Over the last few days, Kenyans have been watching the news with bated breath following reports that there would be an upward review of fuel prices, which would push the price of petrol to Ksh130 – a record high for the country.
Fortunately, Kenyans can now breathe a sigh of relief after the regulatory body, EPRA, announced that fuel prices will remain unchanged.
In Nairobi, Petrol will continue retailing at Ksh127.14 per litre, Diesel Ksh107.66 per litre, and Ksh97.85 per litre of kerosene until August 14, when EPRA will review the prices next.
The fuel prices in the country were set to increase following a rise in the global prices of crude oil. Over the past one week, a barrel of crude oil has been selling at between $75-80. A few months ago, crude was selling at just $60 per barrel, and for most of 2020, the price was below $50.
The increase in fuel prices would have seen Kenyans pay more for transportation and cooking costs, and would also have led to the increase in prices of other consumer goods.
Despite the increasing cost of living, there are signs that the economy has started recovering from the slump caused by the Covid 19 pandemic, among them being increasing motor vehicle sales.
According to data from the Kenya Motor Industry Association (KMIA), there has been a 35% increase in the sale of new motor vehicles in the first half of 2021, with dealers like Toyota Kenya, Simba Corporation and Isuzu East Africa cumulatively selling 6,246 units, which is a significant increase from just 4,628 units in the same period in 2020.

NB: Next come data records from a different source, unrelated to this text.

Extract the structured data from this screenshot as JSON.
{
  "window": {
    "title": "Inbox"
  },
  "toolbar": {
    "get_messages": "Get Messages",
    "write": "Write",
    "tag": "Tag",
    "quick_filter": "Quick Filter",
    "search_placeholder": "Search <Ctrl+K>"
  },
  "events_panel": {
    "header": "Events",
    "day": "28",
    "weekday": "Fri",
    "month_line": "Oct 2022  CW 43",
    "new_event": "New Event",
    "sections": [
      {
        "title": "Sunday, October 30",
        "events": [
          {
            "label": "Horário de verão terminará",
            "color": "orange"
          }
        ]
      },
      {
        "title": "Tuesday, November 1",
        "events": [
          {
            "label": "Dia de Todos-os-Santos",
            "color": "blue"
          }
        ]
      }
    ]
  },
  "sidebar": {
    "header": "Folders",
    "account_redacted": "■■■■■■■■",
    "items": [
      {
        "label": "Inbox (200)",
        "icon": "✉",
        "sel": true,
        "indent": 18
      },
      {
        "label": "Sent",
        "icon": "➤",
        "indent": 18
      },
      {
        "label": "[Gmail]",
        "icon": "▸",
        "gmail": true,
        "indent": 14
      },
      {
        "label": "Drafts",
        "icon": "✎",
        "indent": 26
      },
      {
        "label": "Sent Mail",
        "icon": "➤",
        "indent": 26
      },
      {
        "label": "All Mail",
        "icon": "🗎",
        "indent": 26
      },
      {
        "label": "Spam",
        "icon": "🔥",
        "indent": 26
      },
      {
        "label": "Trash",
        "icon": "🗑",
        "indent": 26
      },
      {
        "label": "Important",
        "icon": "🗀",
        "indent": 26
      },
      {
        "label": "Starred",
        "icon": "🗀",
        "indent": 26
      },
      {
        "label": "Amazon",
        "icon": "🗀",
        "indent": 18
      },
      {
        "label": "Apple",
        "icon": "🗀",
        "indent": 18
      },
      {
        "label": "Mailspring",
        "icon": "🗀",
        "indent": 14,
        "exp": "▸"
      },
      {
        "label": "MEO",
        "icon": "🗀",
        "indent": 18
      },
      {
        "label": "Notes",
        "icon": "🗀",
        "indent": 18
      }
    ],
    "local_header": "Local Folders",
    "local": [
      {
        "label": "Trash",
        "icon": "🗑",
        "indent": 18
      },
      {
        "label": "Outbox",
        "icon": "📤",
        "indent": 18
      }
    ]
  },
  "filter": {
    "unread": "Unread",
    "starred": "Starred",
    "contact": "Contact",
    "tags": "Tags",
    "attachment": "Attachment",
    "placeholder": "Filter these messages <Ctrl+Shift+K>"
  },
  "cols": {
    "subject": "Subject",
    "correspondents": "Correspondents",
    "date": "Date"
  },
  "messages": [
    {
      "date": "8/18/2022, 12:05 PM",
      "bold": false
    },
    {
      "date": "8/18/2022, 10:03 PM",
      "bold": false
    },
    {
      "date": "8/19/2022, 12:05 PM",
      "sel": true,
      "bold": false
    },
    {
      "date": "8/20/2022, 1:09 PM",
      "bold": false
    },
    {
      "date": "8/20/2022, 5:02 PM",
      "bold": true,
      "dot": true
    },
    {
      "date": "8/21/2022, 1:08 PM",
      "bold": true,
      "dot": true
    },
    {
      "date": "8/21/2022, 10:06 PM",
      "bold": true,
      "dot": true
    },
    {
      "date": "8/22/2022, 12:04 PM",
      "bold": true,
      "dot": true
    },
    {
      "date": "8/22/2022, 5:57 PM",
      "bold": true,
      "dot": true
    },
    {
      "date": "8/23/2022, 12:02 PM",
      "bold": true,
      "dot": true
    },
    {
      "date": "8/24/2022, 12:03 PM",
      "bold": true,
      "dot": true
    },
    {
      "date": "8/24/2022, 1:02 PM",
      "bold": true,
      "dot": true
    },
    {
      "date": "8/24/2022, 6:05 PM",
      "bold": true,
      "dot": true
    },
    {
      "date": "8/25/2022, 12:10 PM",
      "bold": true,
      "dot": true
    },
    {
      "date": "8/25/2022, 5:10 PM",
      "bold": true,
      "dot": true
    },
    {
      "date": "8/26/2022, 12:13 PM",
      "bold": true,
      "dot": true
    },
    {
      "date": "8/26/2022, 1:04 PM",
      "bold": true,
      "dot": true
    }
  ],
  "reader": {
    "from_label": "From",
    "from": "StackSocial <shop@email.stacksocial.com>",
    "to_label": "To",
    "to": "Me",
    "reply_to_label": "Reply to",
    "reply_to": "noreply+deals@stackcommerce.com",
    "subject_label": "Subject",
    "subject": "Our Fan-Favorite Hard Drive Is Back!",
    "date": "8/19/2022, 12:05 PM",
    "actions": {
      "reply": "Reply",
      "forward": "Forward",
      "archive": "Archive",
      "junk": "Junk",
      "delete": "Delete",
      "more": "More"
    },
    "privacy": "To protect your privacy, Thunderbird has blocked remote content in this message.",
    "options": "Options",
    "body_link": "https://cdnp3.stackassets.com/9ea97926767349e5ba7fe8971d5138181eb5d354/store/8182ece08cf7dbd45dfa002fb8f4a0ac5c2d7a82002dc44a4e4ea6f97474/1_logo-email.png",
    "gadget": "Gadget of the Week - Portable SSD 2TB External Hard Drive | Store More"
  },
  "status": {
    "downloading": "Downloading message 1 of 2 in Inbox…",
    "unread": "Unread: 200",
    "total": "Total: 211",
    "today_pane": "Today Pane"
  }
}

The 4,628 figure in 2020, which was a huge drop from the 6,294 units sold in 2019, was attributed to the job losses and uncertainty that came when the Covid 19 pandemic hit the country in March last year. The 35% surge in the first half of 2021 is a strong indicator that the economy has started recovering, giving people the confidence to invest in high value items like motor vehicles.
The increase in the sale of new motor vehicles comes as importers of used cars are going to court to stop the implementation of a new law that requires vehicles to be issued with registration number plates during clearance. In the past, cars were issued with registration number plates when they got sold.
In a country where buyers show preference for vehicles with the latest number plates, the used car importers say that this law will force those who import their cars earlier to sell them at discounts that could wipe off their entire margins on the units.
For the first time, Safaricom PLC has announced the revenues from their Lipa na M-Pesa mobile payment platform. In the release, Safaricom reported that the Lipa na M-pesa platform is now generating Ksh40 million in monthly revenue, or about Ksh1.33 million daily.
In the year ended March, the Lipa na M-Pesa platform generated a total revenue of Ksh480 milion, accounting for 0.5% of the Ksh82.6 billion revenue generated by Mpesa in the same period.
The horticulture industry brought in Ksh77 billion in the first half of 2021, a Ksh6 billion drop from the Ksh83.3 billion reported for the same period in 2020. This year’s fall in earnings is the steepest in an industry that has been in decline since 2016.
The Directorate of Horticulture blames the decline on a decrease in the quality of produce, something that has led to lower demand and lower prices from the international market.
With Europe still being the largest market for Kenya’s horticultural produce, the Agriculture and Food Authority has advised on the need for the Kenyan horticulture industry to start exploring new markets. This comes at a time when holders of the Kenyan passport are being barred from accessing 54 countries due to the new coronavirus variant.
All these developments over the past 7 days show that, while there is a lot of optimism that the economy will bounce back from the slump that started last year, a lot of things will get tougher for most Kenyans before they get better.